Clueless on Cairo

My three-week victory, your seven-year mess

It is difficult trying to figure out what the left’s position is on democracy and the Middle East. Here’s a brief effort.

Once upon a time, a number of prominent liberals — among them Thomas Friedman, Fareed Zakaria, John Kerry, Hillary Clinton, Harry Reid — thought it was a good idea to remove Saddam Hussein and supplant his Baathist rule with democracy. I say that with confidence since one can watch the speeches of the senators in question on YouTube debating the 23-writ authorizations to use force in October 2002, in addition to reading the New York Times and Newsweek editorials between 2002-3 of prominent liberal columnists. The New Republic stable of authors was particularly in favor of the Bush-Cheney “just war” to invade Iraq. Jonathan Chait (who would go on to author an infamous essay about why "I hate George Bush”) and Peter Beinhart were especially hard on the fellow left for not joining the Bush effort.

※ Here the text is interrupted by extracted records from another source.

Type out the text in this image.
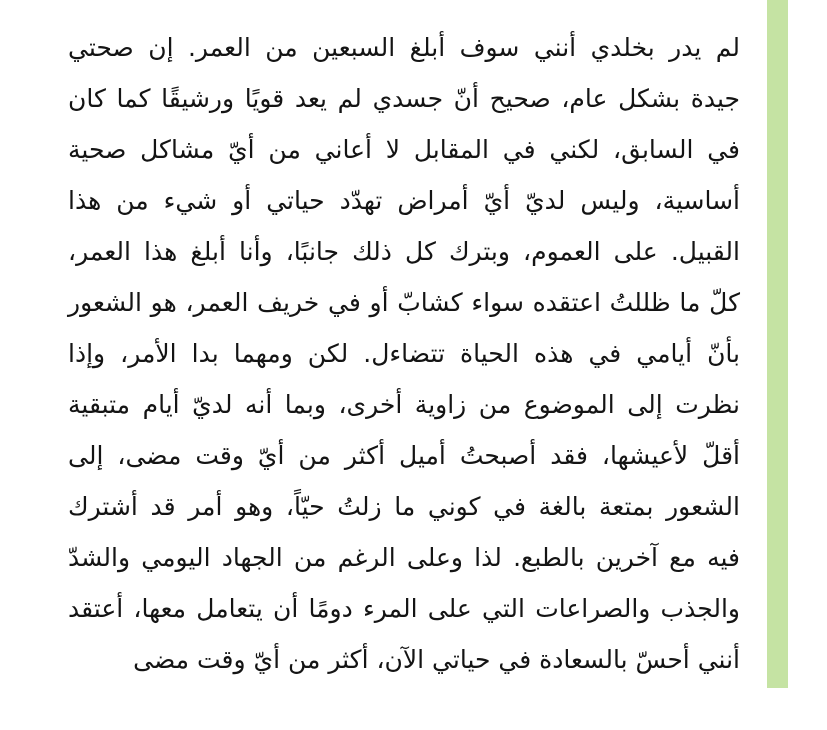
لم يدر بخلدي أنني سوف أبلغ السبعين من العمر. إن صحتي
جيدة بشكل عام، صحيح أنّ جسدي لم يعد قويًا ورشيقًا كما كان
في السابق، لكني في المقابل لا أعاني من أيّ مشاكل صحية
أساسية، وليس لديّ أيّ أمراض تهدّد حياتي أو شيء من هذا
القبيل. على العموم، وبترك كل ذلك جانبًا، وأنا أبلغ هذا العمر،
كلّ ما ظللتُ اعتقده سواء كشابّ أو في خريف العمر، هو الشعور
بأنّ أيامي في هذه الحياة تتضاءل. لكن ومهما بدا الأمر، وإذا
نظرت إلى الموضوع من زاوية أخرى، وبما أنه لديّ أيام متبقية
أقلّ لأعيشها، فقد أصبحتُ أميل أكثر من أيّ وقت مضى، إلى
الشعور بمتعة بالغة في كوني ما زلتُ حيّاً، وهو أمر قد أشترك
فيه مع آخرين بالطبع. لذا وعلى الرغم من الجهاد اليومي والشدّ
والجذب والصراعات التي على المرء دومًا أن يتعامل معها، أعتقد
أنني أحسّ بالسعادة في حياتي الآن، أكثر من أيّ وقت مضى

By early 2004, almost all that liberal support had entirely dissipated, predicated on two developments. First, a presidential election was just months away and Bush’s war was no longer “mission accomplished” but turning into a campaign liability. Second, a resistance had formed under hard-core Islamists that was beginning to take a heavy toll on American forces. No WMD had been found, and it was now easy to suggest that one could withdraw support for building democracy in Iraq because two of the 23 writs for going to war were no longer operative, the effort was probably lost, and George W. Bush might well deservedly not be reelected.

No matter. Bush pressed on. His polls sunk yet he was barely reelected. His ongoing “democracy” agenda got little support from those who once had enthusiastically praised the Iraqi adventure and had proclaimed their belief in universal human rights. Few came to Sec. of State Rice’s support when in 2005 she chastised Hosni Mubarak’s regime to grant fundamental rights. Fewer saw any connection between Saddam's fate and America's pro-democratic stance and the Cedar Revolution in Lebanon, the fright of Mr. Gaddafi who gave up his WMD arsenal, or the sudden willingness of Pakistan to harness Dr. Khan.

Instead, “spreading democracy” was seen by the left as a wounded George Bush’s quirky tic. His talk about "universal" freedom was ridiculed more as a manifestation of a sort of evangelical Christianity than genuine political idealism. Bush’s zeal for democracy, then, was orphaned: the right was now realist again ("they are either incapable of democracy or not worth the effort to implant it") and the left multicultural (“who are we of all people to say what sort of government others should employ?").

Then and now

Note especially that Barack Obama, both as senator and presidential candidate, derided the war, declared the surge as failed, and wanted all troops out of Iraq by March 2008, regardless of the effect on the struggling Maliki government. That Bush also confronted Putin over the putdown of Georgia, allowed a plebiscite in Gaza, and warned of the anti-democratic tendencies of a Chavez or Ahmadinejad was drowned out by Iraq. Remember that these were the days of Cindy Sheehan, Michael Moore calling for a right-wing fundamentalist insurgent victory in Iraq, and novels and films envisioning the assassination of George Bush.

Fast forward to the presidency of Barack Obama. I think it is fair to suggest that all talk about promoting democracy was dropped entirely, and for three reasons: anything Bush had promoted was de facto tainted (“reset”); Obama’s multiculturalism accepted that all indigenous governments were more authentic than an imported Western democracy (cf. his silence over the brutal putdown of the Iranian dissidents); Obama was busy courting China and Russia, two authoritarian and powerful governments that could complicate any pro-democracy pressure on lesser states.